# Diabetic Retinopathy Detection

## Import Libraries

In [1]:
import pandas as pd
import numpy as np
import matplotlib.pyplot as plt
import torch
import torchvision.transforms as T
import torchvision
import os

from torchvision.models import resnet152, ResNet152_Weights
from torch.utils.data import Dataset, DataLoader
from sklearn.utils import class_weight # Estimates class weights for unbalanced datasets.


## Preprocess the Data

In [None]:
# Get device for training
def get_device():
    device = 'cuda' if torch.cuda.is_available() else 'cpu'
    print(f'Using {device.upper()} device!')
    return device

# Addign device
device = get_device()

Using CPU device!


In [None]:
# Load images names and labels
# path = '/notebooks/train.csv'
# imgs_dir = '/notebooks/data/train_images'

path = '../data/raw/train.csv'
imgs_dir = '../data/raw/train_images/'

# Read csv file
df = pd.read_csv(path)
print(f'Available images:\t{len(df)}')

# As the data is imbalanced, let's calculate the weights for each class.
class_weights = class_weight.compute_class_weight(class_weight = 'balanced',
                                                  classes = np.unique(df.diagnosis),
                                                  y = df.diagnosis.values)
class_weights = torch.tensor(class_weights, dtype=torch.float).to(device)
print(class_weights)

# Create custom class to create dataloaders
class CustomImageDataset(Dataset):
    """
    Create a custom dataset for your files.
    It must implement three functions: 
    __init__, __len__, __getitem__
    
    Attributes:
    df: DataFrame with names and labels.
    img_dir: Path to the images' folder.
    transforms: Transforms to be applied to each image.
    """
    
    def __init__(self, df, img_dir, transform=None):
        self.img_labels = df.values
        self.img_dir = img_dir
        self.transform = transform
        
    def __len__(self):
        return len(self.img_labels)
    
    def __getitem__(self, idx):
        img_name, label = self.img_labels[idx]
        img_path = os.path.join(self.img_dir, f'{img_name}.png')
        image = torchvision.io.read_image(img_path)
        if self.transform:
            image = self.transform(image)
        return image, label

# Transfors for train set
transforms = T.Compose([
    T.ToPILImage(),
    T.Resize((224, 224)),
    T.ToTensor(),
    T.Normalize(mean=(0.485, 0.456, 0.406),
                std=(0.229, 0.224, 0.225))
])

# Create train data
dataset = CustomImageDataset(df, imgs_dir, transforms)

# Set a BATCH size
BATCH_SIZE = 32

# Train test validation split
train_size = 0.70
valid_size = 0.15
test_size = 0.15
total_count = len(dataset)
train_count = int(train_size * total_count)
valid_count = int(valid_size * total_count)
test_count = total_count - train_count - valid_count
train_dataset, valid_dataset, test_dataset = torch.utils.data.random_split(dataset, (train_count, valid_count, test_count))

# Create Dataloader
train_dataloader = DataLoader(train_dataset, batch_size=BATCH_SIZE, shuffle=True)
valid_dataloader = DataLoader(valid_dataset, batch_size=BATCH_SIZE, shuffle=True)
test_dataloader = DataLoader(test_dataset, batch_size=BATCH_SIZE, shuffle=True)

Available images:	3662
tensor([0.4058, 1.9795, 0.7331, 3.7948, 2.4827])


In [None]:
for idx, batch in enumerate(train_dataloader):
    print('Batch: ', idx),
    print('Batch size: ', batch[0].size())
    print('Batch label: ', batch[1])
    break

Batch:  0
Batch size:  torch.Size([32, 3, 224, 224])
Batch label:  tensor([2, 2, 0, 2, 0, 0, 1, 4, 2, 2, 2, 1, 0, 2, 0, 0, 0, 3, 0, 4, 2, 2, 0, 4,
        2, 0, 3, 2, 4, 0, 2, 2])


### Build the Model

In [None]:
# Transfer Learning Model

# Since I do not have a lot of data, I'll use Transfer Learning
# Downloads the resnet152 model
model = resnet152(weights=ResNet152_Weights.DEFAULT)
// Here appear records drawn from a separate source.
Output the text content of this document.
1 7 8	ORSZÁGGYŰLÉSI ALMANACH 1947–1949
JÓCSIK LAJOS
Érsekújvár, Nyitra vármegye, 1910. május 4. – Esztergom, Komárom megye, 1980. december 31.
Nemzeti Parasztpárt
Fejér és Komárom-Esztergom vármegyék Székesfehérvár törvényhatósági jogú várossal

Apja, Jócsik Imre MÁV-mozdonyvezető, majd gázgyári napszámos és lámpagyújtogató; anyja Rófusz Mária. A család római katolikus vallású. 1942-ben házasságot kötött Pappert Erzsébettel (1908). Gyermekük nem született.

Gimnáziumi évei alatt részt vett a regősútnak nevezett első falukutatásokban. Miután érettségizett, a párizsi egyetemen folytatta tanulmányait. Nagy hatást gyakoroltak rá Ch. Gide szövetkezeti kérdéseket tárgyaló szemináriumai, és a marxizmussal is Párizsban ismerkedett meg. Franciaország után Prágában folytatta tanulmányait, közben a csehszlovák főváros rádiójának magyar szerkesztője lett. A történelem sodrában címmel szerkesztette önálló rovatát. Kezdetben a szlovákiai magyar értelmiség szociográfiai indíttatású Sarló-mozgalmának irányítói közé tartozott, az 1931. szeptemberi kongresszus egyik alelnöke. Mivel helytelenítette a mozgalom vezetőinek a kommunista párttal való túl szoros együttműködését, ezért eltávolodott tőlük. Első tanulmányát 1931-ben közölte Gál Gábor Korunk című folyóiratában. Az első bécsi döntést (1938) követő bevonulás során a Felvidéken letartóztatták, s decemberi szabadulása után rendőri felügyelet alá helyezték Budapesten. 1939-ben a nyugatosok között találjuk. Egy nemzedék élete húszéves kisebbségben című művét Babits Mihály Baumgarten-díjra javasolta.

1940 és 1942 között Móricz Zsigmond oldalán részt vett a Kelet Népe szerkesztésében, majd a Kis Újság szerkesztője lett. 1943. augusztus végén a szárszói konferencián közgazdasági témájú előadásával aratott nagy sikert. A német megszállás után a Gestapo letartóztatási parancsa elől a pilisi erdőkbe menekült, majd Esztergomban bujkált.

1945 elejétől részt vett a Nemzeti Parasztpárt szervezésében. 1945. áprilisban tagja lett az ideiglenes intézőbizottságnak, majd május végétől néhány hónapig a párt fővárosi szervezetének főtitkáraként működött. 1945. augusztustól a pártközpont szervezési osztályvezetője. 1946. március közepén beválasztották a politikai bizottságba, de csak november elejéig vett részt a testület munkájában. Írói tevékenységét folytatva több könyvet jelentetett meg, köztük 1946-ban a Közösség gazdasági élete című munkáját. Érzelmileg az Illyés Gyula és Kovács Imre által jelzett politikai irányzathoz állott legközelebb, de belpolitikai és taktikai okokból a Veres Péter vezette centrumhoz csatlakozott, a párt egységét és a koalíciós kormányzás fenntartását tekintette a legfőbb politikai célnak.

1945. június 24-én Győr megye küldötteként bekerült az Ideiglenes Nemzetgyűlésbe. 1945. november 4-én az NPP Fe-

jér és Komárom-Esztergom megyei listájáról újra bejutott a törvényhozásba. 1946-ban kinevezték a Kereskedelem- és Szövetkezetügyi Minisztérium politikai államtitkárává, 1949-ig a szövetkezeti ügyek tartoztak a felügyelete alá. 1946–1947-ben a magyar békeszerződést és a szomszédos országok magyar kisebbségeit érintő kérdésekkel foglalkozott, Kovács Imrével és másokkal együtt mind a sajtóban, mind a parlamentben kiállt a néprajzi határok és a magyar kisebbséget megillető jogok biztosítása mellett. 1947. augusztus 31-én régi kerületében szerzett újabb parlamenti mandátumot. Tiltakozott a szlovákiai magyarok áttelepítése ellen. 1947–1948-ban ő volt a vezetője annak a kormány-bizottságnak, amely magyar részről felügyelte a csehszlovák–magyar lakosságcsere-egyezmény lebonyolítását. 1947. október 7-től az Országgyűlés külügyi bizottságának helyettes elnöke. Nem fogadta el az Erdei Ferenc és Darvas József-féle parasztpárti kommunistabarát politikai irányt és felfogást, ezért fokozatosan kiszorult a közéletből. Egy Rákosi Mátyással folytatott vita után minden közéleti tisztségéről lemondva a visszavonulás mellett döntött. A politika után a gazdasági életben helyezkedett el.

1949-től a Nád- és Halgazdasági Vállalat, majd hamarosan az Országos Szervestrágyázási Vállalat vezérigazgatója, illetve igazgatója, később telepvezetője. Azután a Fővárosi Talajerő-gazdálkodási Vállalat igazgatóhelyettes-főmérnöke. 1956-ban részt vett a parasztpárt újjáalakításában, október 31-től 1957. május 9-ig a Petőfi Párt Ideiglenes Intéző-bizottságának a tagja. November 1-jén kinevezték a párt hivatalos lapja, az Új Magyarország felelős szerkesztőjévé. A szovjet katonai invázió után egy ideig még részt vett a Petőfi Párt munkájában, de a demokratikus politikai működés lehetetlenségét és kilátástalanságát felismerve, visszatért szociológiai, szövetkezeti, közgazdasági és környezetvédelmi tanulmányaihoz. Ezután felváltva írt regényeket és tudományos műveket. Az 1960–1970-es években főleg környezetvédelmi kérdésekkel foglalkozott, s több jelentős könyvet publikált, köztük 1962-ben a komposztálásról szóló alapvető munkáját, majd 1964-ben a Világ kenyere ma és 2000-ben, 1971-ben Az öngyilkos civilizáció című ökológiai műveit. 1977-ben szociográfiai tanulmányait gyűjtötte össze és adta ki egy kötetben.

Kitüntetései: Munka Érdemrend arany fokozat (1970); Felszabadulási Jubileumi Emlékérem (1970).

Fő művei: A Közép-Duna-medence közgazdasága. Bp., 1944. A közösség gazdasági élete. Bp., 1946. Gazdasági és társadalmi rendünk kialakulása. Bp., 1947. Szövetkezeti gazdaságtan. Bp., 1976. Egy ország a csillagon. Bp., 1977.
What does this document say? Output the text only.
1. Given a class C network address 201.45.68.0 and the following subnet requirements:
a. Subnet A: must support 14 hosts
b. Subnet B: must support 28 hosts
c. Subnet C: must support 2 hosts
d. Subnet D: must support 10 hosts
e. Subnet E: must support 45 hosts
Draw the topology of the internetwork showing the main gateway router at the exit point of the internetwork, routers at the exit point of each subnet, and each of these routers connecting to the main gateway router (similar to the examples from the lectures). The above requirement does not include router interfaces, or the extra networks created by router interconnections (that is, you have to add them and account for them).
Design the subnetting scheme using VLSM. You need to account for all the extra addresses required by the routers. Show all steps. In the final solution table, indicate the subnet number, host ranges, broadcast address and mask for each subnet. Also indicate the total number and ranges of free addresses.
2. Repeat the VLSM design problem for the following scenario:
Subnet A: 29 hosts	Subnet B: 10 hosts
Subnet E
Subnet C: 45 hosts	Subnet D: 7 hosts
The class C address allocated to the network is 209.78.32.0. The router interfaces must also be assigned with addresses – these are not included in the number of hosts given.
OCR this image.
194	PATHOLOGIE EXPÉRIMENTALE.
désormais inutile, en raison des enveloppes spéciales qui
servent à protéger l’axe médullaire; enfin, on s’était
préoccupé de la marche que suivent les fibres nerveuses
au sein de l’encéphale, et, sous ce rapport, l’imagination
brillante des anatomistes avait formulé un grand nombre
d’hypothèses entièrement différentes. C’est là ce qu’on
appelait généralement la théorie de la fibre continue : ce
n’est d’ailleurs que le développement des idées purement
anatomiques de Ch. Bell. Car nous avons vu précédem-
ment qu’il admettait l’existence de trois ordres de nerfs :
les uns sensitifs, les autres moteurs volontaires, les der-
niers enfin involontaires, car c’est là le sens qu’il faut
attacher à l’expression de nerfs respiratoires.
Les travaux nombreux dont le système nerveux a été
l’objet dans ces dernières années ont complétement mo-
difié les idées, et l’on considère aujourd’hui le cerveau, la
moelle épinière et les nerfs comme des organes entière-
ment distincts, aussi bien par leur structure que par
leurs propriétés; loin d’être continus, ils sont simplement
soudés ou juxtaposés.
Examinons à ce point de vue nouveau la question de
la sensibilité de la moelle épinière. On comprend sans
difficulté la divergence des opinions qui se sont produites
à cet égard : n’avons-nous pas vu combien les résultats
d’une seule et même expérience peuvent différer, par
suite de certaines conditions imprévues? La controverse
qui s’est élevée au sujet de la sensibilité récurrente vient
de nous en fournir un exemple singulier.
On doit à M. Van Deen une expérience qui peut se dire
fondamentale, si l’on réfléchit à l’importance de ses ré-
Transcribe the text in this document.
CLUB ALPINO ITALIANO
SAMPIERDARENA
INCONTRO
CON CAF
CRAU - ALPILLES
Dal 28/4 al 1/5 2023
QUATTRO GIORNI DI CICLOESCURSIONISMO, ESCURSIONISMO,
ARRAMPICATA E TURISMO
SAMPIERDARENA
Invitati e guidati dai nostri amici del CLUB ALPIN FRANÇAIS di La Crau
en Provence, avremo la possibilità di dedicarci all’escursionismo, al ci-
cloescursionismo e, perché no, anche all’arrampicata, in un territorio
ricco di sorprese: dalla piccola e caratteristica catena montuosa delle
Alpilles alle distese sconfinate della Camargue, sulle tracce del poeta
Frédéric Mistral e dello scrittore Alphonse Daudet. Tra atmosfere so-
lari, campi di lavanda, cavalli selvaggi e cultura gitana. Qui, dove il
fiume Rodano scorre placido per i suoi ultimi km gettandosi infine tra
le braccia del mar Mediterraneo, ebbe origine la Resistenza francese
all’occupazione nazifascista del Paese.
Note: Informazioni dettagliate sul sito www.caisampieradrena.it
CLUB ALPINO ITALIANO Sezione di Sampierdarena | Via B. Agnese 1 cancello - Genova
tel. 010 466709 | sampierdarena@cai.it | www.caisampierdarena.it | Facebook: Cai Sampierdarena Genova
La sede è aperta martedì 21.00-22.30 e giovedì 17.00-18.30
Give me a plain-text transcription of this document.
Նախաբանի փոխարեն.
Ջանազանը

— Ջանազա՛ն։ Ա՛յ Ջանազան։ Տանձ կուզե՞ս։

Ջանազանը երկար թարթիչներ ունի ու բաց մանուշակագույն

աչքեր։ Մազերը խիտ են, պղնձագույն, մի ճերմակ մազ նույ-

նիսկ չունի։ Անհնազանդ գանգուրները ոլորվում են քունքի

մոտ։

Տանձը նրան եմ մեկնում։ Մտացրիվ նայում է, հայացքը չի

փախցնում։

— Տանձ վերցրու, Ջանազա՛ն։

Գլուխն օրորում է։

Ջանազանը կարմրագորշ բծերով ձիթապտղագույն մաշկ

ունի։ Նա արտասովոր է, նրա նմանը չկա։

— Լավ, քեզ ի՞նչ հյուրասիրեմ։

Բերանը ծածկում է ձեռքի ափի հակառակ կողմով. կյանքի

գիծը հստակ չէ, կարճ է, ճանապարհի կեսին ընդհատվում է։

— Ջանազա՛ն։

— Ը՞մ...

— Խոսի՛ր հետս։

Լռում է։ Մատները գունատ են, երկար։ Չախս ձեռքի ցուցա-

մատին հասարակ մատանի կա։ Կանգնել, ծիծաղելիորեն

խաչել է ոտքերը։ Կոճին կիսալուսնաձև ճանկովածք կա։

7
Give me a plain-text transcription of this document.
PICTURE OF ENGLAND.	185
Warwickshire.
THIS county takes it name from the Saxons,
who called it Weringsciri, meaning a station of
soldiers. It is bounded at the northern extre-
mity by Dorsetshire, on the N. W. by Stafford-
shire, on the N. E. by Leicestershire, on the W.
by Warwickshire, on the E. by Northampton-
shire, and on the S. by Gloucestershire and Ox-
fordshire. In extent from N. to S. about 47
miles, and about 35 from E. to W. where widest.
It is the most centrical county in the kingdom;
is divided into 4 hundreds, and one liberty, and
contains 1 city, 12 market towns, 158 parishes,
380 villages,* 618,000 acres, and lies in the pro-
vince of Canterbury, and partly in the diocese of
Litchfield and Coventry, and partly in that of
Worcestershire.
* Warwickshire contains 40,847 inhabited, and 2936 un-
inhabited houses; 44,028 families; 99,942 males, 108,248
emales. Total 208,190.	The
# Replace fully connected layer with 4 new layers
model.fc = torch.nn.Sequential(torch.nn.Linear(2048, 256),
                                  torch.nn.ReLU(inplace=True),
                                  torch.nn.Linear(256, 128), 
                                  torch.nn.ReLU(inplace=True),
                                  torch.nn.Linear(128, 64),
                                  torch.nn.ReLU(inplace=True),
                                  torch.nn.Linear(64, 5))

In [None]:
# Function to save the model
def saveModel():
    path = './classifier.pth'
    torch.save(model.state_dict(), path)

In [None]:
# Create functions for training and validation
def train(dataloader, model, criterion, optimizer):
    """
    Args: 
        dataloader: Iterator for batches of images
        model: Given an input produces an output by multiplying the input with model weights
        criterion: loss function
        optimizer: updates the model weights
    Returns:
        Average loss per batch which is calculated by dividing the losses for all
        the batches with the number of batches
    """

    # Sets the model for training
    model.train()
    device = get_device()

    # Move model to device
    model.to(device)

    total = 0
    correct = 0 
    running_loss = 0
    for batch, (images, labels) in enumerate(dataloader):
        # Move to CUDA if available
        images = images.to(device)
        labels = labels.to(device)

        # Model predictions
        output = model(images)

        # Loss calculation
        loss = criterion(output, labels)

        running_loss += loss.item()
        total += labels.size(0)
        predictions = output.argmax(dim=1)
        correct += (predictions == labels).sum().item()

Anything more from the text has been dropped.